Eu queria que você deixasse a luz acesa, porque me incomoda que você queira sempre se esconder de mim – e me esconder. Você me beija e não me olha, dá pra perceber as olhadelas pro lado, o rubor escondido, dá pra perceber que você não fica confortável. Imagina como eu me sinto?
Não sei, eu juro que não sei, não sei se você também tem medo do que eu vou achar, mas olha, eu não ligo. Não ligo mesmo se for insegurança sua e eu queria tanto que você não ligasse, porque a luz apagada só faz com que eu sinta que você deveria desaparecer também. A gente faz um trato: você me ama de luz acesa e eu prometo que te olho mais de perto, vejo as suas marcas e o que o tempo contou na sua pele, vejo as camadas e o cabelo grande de perto. Você faz o mesmo.
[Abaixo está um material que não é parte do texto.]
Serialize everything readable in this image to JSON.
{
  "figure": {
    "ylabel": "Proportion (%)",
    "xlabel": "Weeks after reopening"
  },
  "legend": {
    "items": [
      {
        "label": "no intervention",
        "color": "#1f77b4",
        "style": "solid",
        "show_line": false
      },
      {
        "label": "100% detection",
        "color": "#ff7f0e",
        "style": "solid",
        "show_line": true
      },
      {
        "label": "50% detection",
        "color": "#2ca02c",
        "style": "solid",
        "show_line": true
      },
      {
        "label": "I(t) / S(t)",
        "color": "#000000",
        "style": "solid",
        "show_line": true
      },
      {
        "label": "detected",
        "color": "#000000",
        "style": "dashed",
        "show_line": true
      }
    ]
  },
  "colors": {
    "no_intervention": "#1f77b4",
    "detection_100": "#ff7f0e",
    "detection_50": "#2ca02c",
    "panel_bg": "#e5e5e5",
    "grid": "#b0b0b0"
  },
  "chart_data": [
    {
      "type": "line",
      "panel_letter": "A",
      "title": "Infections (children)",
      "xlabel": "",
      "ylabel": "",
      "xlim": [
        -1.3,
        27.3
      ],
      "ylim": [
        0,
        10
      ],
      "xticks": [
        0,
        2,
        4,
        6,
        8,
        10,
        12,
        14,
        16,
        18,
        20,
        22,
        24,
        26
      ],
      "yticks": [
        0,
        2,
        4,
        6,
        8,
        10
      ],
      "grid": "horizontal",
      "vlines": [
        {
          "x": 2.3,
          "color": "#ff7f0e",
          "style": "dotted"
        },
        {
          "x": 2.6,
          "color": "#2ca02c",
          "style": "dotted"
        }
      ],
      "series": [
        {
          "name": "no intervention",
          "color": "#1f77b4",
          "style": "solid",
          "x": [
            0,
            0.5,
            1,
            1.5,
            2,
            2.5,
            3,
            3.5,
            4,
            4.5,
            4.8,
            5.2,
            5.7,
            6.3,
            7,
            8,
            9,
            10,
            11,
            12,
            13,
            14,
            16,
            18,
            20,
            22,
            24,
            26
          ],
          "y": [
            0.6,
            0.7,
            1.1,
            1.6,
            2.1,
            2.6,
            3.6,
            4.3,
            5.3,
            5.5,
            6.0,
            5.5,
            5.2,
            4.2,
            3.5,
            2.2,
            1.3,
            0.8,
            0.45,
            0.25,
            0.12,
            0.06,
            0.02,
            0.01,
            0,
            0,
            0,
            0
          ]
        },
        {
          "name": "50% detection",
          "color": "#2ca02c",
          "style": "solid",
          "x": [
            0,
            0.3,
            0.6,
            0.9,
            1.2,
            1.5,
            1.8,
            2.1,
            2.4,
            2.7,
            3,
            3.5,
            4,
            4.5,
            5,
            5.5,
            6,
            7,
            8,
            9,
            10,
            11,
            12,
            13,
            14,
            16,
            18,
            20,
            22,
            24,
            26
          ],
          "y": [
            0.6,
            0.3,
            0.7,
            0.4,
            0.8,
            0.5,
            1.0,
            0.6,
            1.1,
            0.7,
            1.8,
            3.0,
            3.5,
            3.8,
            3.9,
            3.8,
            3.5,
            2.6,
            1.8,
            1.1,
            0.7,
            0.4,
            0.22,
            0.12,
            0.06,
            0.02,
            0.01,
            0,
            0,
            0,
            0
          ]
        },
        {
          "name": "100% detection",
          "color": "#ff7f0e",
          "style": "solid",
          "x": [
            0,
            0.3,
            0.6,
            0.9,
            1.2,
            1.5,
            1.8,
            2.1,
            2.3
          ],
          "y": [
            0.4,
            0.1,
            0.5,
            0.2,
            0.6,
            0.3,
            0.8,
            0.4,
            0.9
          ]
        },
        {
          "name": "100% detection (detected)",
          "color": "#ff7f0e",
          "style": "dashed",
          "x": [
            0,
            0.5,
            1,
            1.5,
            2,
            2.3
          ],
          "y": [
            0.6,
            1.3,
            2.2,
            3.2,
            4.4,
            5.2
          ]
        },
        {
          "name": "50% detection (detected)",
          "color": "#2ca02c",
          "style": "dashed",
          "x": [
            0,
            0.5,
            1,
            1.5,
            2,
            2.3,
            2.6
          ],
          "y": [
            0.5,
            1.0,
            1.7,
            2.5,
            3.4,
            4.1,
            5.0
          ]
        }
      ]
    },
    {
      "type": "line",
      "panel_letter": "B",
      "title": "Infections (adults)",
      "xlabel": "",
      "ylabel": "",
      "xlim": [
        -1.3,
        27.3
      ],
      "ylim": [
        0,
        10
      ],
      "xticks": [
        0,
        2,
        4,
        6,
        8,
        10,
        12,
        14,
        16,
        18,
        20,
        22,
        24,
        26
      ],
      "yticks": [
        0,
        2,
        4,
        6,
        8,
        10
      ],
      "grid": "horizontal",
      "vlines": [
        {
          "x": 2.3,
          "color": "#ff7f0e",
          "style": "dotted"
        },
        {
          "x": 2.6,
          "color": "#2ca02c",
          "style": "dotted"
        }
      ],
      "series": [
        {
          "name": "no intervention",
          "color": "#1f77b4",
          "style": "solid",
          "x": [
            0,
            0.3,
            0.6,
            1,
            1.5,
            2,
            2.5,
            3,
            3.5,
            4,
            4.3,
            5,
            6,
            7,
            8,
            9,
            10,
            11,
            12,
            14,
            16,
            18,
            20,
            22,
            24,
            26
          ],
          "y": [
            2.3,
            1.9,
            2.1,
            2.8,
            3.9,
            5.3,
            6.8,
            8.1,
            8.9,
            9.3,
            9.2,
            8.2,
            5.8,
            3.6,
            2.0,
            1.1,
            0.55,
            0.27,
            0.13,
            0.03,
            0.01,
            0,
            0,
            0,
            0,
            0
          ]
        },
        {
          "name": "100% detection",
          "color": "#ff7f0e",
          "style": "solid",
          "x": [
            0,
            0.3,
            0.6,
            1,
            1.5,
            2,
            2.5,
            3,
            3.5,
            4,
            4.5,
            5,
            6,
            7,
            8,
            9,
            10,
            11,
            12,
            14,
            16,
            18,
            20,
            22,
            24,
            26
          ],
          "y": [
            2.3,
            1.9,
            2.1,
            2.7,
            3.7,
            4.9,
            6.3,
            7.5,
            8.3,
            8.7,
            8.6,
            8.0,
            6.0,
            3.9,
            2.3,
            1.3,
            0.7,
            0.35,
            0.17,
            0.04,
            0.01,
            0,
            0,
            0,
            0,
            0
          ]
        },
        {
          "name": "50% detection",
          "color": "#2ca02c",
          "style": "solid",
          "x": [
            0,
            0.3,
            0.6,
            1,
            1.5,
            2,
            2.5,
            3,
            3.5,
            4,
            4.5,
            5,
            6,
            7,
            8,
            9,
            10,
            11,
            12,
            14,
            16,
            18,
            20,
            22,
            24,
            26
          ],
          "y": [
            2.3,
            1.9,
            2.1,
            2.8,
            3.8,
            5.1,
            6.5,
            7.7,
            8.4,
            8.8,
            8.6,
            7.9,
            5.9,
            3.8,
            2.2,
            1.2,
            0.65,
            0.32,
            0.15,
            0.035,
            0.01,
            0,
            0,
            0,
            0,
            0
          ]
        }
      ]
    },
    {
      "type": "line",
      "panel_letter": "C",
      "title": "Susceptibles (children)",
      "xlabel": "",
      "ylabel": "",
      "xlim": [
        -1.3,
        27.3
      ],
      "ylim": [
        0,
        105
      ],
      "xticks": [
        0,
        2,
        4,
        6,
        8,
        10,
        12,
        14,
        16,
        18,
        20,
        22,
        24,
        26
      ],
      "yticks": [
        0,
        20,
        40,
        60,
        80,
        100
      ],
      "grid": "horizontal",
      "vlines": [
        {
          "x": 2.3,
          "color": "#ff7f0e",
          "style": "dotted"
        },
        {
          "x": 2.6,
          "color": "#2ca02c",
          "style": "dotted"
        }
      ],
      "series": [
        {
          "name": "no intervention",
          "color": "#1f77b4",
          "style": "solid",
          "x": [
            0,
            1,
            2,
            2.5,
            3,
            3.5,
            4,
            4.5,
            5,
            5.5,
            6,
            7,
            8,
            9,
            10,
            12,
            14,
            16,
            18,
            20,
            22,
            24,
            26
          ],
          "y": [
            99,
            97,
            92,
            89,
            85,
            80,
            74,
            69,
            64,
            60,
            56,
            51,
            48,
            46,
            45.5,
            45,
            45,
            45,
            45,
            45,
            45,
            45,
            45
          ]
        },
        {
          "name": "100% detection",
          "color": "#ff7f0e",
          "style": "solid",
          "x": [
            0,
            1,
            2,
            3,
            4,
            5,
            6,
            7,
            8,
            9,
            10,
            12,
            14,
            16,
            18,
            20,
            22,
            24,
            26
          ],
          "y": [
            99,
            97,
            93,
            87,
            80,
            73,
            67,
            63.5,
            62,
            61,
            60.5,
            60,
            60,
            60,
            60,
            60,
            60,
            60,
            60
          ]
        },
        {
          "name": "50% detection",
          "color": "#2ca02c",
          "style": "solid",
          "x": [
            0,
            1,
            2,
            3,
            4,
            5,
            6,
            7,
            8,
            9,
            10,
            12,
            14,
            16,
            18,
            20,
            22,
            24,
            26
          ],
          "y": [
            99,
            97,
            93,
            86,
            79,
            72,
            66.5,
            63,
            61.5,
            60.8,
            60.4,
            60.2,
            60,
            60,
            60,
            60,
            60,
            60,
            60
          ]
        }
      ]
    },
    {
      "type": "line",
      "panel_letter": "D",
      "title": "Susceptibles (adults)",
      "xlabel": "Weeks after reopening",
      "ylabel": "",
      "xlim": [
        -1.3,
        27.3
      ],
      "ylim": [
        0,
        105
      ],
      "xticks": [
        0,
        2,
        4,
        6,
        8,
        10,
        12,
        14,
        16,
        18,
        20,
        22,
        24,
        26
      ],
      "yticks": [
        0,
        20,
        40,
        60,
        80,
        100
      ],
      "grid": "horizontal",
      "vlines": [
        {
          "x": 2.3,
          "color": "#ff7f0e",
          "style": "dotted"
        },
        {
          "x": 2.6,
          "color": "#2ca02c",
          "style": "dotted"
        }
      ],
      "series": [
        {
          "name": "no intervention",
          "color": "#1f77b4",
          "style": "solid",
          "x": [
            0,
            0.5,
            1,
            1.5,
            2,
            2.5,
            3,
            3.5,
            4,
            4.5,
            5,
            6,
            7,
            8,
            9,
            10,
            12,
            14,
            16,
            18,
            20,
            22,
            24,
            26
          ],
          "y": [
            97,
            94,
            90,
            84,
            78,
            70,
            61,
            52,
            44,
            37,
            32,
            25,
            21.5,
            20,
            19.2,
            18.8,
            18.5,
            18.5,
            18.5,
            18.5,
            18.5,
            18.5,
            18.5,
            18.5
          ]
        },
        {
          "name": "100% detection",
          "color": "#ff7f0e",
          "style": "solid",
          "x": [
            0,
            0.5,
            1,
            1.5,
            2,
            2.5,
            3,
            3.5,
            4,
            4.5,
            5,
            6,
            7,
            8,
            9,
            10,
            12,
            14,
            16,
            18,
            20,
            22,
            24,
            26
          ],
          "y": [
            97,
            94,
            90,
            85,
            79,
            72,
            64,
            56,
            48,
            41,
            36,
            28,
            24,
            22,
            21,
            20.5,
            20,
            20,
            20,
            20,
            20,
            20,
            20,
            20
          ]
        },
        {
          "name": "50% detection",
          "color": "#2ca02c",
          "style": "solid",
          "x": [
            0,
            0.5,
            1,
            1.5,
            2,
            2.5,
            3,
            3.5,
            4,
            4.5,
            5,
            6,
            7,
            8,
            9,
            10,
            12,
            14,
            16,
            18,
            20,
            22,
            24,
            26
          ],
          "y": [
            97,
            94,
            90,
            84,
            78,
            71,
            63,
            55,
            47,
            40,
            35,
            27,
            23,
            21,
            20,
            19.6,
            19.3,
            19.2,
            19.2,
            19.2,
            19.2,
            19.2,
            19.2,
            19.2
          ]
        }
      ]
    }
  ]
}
Eu quero alguém que me ame de luz acesa.
Você me ama de luz acesa e promete que vai fazer de tudo pra me enxergar. Enxergar o jeito como eu me sinto com você e todas as coisas, o olho revirado, o lábio semiaberto. Me ama de luz acesa na cama e fora dela, bem claro, olhando pra quem eu sou de verdade. Eu faço o mesmo, e vamos passar a saber como é lidar com a parte feia do outro também. As partes marcadas na pele, os gestos feios, as comoções desnecessárias. O cabelo desgrenhado e a barba rala, as entradas e o nariz adunco, aquele sinal de nascença que as pessoas te disseram que é feio e tudo mais. É aí que a gente percebe que talvez nem ache feio o que a nossa parte insegura diz que é. É aí que a gente descobre se ama mesmo ou se precisa apagar a luz.